What is an attending?

In a teaching hospital, the faculty member ultimately responsible for a patient’s care, supervising trainees at various stages, is the attending physician.

For short, we’re called “attendings.”

What is a neonatologist?

Short answer: A neonatologist is a critical-care physician for newborn babies. 

Longer answer: “Neonate” means “newborn” and “-ology” is “the study of.”  

The medical definition of “neonate” includes babies in their first 28 days of life, but some babies will stay in the NICU for many, many months before they go home.

Neonatologists “study” babies in that we oversee their medical care. Newborn intensive care is truly a multidisciplinary team endeavor. So, as the attending, I’m the one who gets to pay attention to everything that’s going on, listen to everyone’s perspective, and make sure that each baby’s care makes sense in their “big picture.”

To become a neonatologist (in the US) usually takes — after completion of elementary, secondary, and undergraduate schooling— four years of medical school, three years of pediatric residency training, and three more years of neonatology fellowship training. That’s 10 years after graduating from college. Which means I was a few months shy of 32 when I finally finished training. And at that advanced age I finally started to realize two things. First—those pre-med expectations of eventually “knowing everything” were woefully inappropriate.

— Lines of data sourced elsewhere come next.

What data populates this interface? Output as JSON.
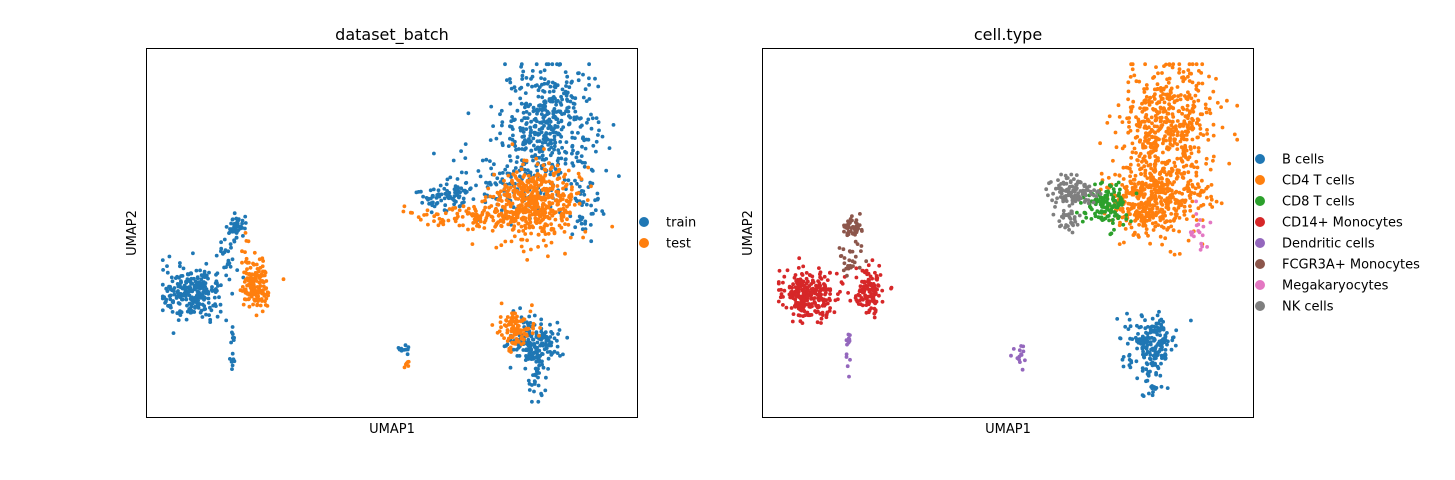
{
  "chart_data": [
    {
      "type": "scatter",
      "title": "dataset_batch",
      "xlabel": "UMAP1",
      "ylabel": "UMAP2",
      "xlim": [
        0,
        100
      ],
      "ylim": [
        0,
        100
      ],
      "grid": false,
      "ticks": false,
      "legend_placement": "right",
      "series": [
        {
          "name": "train",
          "color": "#1f77b4",
          "clusters": [
            {
              "x": 84,
              "y": 82,
              "sx": 5.0,
              "sy": 8.5,
              "n": 420
            },
            {
              "x": 62,
              "y": 61,
              "sx": 3.2,
              "sy": 2.2,
              "n": 80
            },
            {
              "x": 75,
              "y": 66,
              "sx": 5.5,
              "sy": 5.5,
              "n": 120
            },
            {
              "x": 92,
              "y": 58,
              "sx": 2.2,
              "sy": 5.0,
              "n": 45
            },
            {
              "x": 7,
              "y": 32,
              "sx": 3.2,
              "sy": 3.8,
              "n": 250
            },
            {
              "x": 16.5,
              "y": 51.5,
              "sx": 1.2,
              "sy": 1.8,
              "n": 45
            },
            {
              "x": 14.5,
              "y": 43,
              "sx": 1.0,
              "sy": 3.5,
              "n": 25
            },
            {
              "x": 15.5,
              "y": 16,
              "sx": 0.3,
              "sy": 3.2,
              "n": 14
            },
            {
              "x": 81,
              "y": 18,
              "sx": 2.8,
              "sy": 3.8,
              "n": 170
            },
            {
              "x": 81,
              "y": 7,
              "sx": 1.0,
              "sy": 3.0,
              "n": 28
            },
            {
              "x": 52.5,
              "y": 15.5,
              "sx": 0.8,
              "sy": 0.8,
              "n": 10
            }
          ]
        },
        {
          "name": "test",
          "color": "#ff7f0e",
          "clusters": [
            {
              "x": 81,
              "y": 59,
              "sx": 4.6,
              "sy": 5.2,
              "n": 500
            },
            {
              "x": 68,
              "y": 55,
              "sx": 6.5,
              "sy": 1.6,
              "n": 110
            },
            {
              "x": 20.5,
              "y": 34,
              "sx": 1.6,
              "sy": 3.5,
              "n": 150
            },
            {
              "x": 18.5,
              "y": 43.5,
              "sx": 0.7,
              "sy": 2.8,
              "n": 12
            },
            {
              "x": 76.5,
              "y": 22,
              "sx": 1.6,
              "sy": 3.0,
              "n": 110
            },
            {
              "x": 53.5,
              "y": 12,
              "sx": 0.4,
              "sy": 0.7,
              "n": 6
            }
          ]
        }
      ]
    },
    {
      "type": "scatter",
      "title": "cell.type",
      "xlabel": "UMAP1",
      "ylabel": "UMAP2",
      "xlim": [
        0,
        100
      ],
      "ylim": [
        0,
        100
      ],
      "grid": false,
      "ticks": false,
      "legend_placement": "right",
      "series": [
        {
          "name": "B cells",
          "color": "#1f77b4",
          "clusters": [
            {
              "x": 81,
              "y": 18,
              "sx": 2.8,
              "sy": 3.8,
              "n": 180
            },
            {
              "x": 81,
              "y": 7,
              "sx": 1.0,
              "sy": 3.0,
              "n": 25
            }
          ]
        },
        {
          "name": "CD4 T cells",
          "color": "#ff7f0e",
          "clusters": [
            {
              "x": 84,
              "y": 82,
              "sx": 5.0,
              "sy": 8.5,
              "n": 470
            },
            {
              "x": 81,
              "y": 60,
              "sx": 4.4,
              "sy": 5.5,
              "n": 430
            },
            {
              "x": 90,
              "y": 62,
              "sx": 2.2,
              "sy": 4.0,
              "n": 50
            }
          ]
        },
        {
          "name": "CD8 T cells",
          "color": "#2ca02c",
          "clusters": [
            {
              "x": 71,
              "y": 58,
              "sx": 2.5,
              "sy": 3.5,
              "n": 130
            }
          ]
        },
        {
          "name": "CD14+ Monocytes",
          "color": "#d62728",
          "clusters": [
            {
              "x": 7,
              "y": 32,
              "sx": 3.2,
              "sy": 3.8,
              "n": 260
            },
            {
              "x": 20,
              "y": 33,
              "sx": 1.6,
              "sy": 3.5,
              "n": 120
            }
          ]
        },
        {
          "name": "Dendritic cells",
          "color": "#9467bd",
          "clusters": [
            {
              "x": 15.5,
              "y": 16,
              "sx": 0.3,
              "sy": 3.0,
              "n": 14
            },
            {
              "x": 52.5,
              "y": 14,
              "sx": 0.7,
              "sy": 2.0,
              "n": 14
            }
          ]
        },
        {
          "name": "FCGR3A+ Monocytes",
          "color": "#8c564b",
          "clusters": [
            {
              "x": 16.5,
              "y": 51.5,
              "sx": 1.2,
              "sy": 1.8,
              "n": 45
            },
            {
              "x": 16,
              "y": 43,
              "sx": 1.2,
              "sy": 3.5,
              "n": 28
            }
          ]
        },
        {
          "name": "Megakaryocytes",
          "color": "#e377c2",
          "clusters": [
            {
              "x": 91,
              "y": 51,
              "sx": 1.0,
              "sy": 3.0,
              "n": 18
            }
          ]
        },
        {
          "name": "NK cells",
          "color": "#7f7f7f",
          "clusters": [
            {
              "x": 64,
              "y": 62,
              "sx": 2.2,
              "sy": 2.2,
              "n": 120
            },
            {
              "x": 63,
              "y": 54,
              "sx": 1.2,
              "sy": 2.0,
              "n": 30
            }
          ]
        }
      ]
    }
  ]
}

And second—practicing medicine was really going to mean “practicing”. For the rest of my working life.  (Still coming to terms with that.)

What does “contemplative” mean?

“Contemplative spirituality is a way of seeing.  The English word contemplation comes from the Latin… [contemplare] …which means to look at, to gaze attentively, to mark out a space for observation. Contemplative practices are those that create margin to pay attention to and to observe our life.” - Phileena Heuertz in Mindful Silence: the Heart of Christian Contemplation (p. 7)

So it’s possible to be contemplative even in the NICU—or, really, anywhere. That’s the beauty.